Paisajes de la isla Maciel

Lugar de inspiración de los artistas de la ribera del 1900, por sus calles anduvieron Benito Quinquela Martín, Juan de Dios Filiberto y Facio Hebecquer, entre otros. Escenario de poetas, escuela de pungas y sede de los prostíbulos más famosos de la provincia, Maciel oculta también a los ojos prejuiciosos historias de gente que una vez, soñó con un mejor presente para sus hijos.
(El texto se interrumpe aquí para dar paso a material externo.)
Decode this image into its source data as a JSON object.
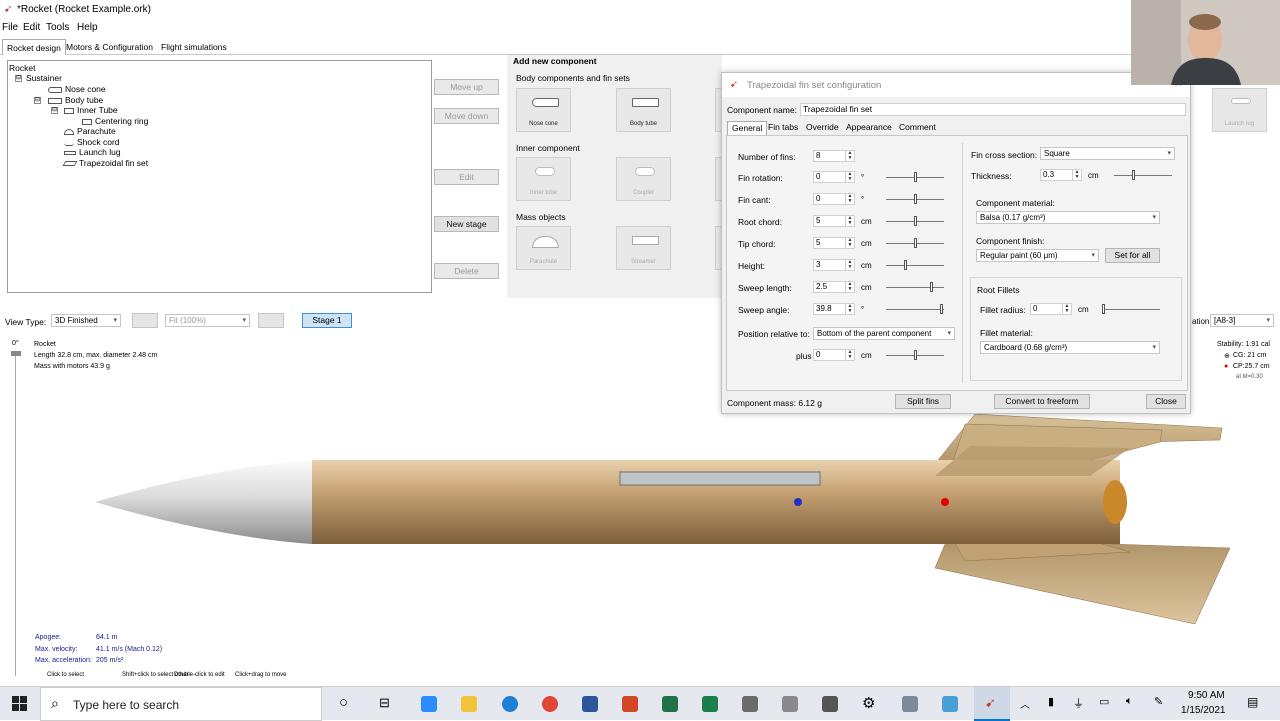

De lejos, por precaución, algunos curiosos lo vieron detenerse en la Vuelta de Rocha. Andaba armado el tipo, escapando, pistolero de varias cuentas pendientes con la ley. Sólo unas pocas cuadras separaban a la policía del malevo, a quien las calles de La Boca le habían jugado una mala pasada. Ahora, acorralado, de frente al Riachuelo, "Minga-Minga" miraba el horizonte brumoso del río que lo traicionaba, que lo dejaba a merced de su captores, cada vez más cerca. De lejos, por precaución, lo vieron a "Minga-Minga" guardar la pistola atrás del pantalón y tirarse al río. Los curiosos se acercaron a la orilla, lentamente. Lejos, en la bruma, algunos, los más osados, juraban distinguir las brazadas del malevo, alejándose de la orilla y de la policía, que recién llegaba al lugar de los hechos. Peor ya era tarde. "Minga-Minga" nadaba en la bruma, como un fantasma errante, y entre jadeos imaginaba una orilla, y hacía promesas a Dios y a todos los santos a cambio de una ayuda. Y vaya a saber uno por qué capricho celestial, algún santo de turno escuchó los ruegos del jadeante malevo en la bruma y le dio una mano. Sin mucho esfuerzo, "Minga-Minga" alcanzó las orillas de una tierra salvaje, zona de cañaverales interminables y bosques bajos. "Minga-Minga" agradeció la ayuda, y en seguida se escabulló entre las cañas. Pronto, también, olvidó las promesas que esa tarde del 1900 el Riachuelo, según cuenta la leyenda, había escuchado de la boca del primer habitante de la brumosa Isla Maciel.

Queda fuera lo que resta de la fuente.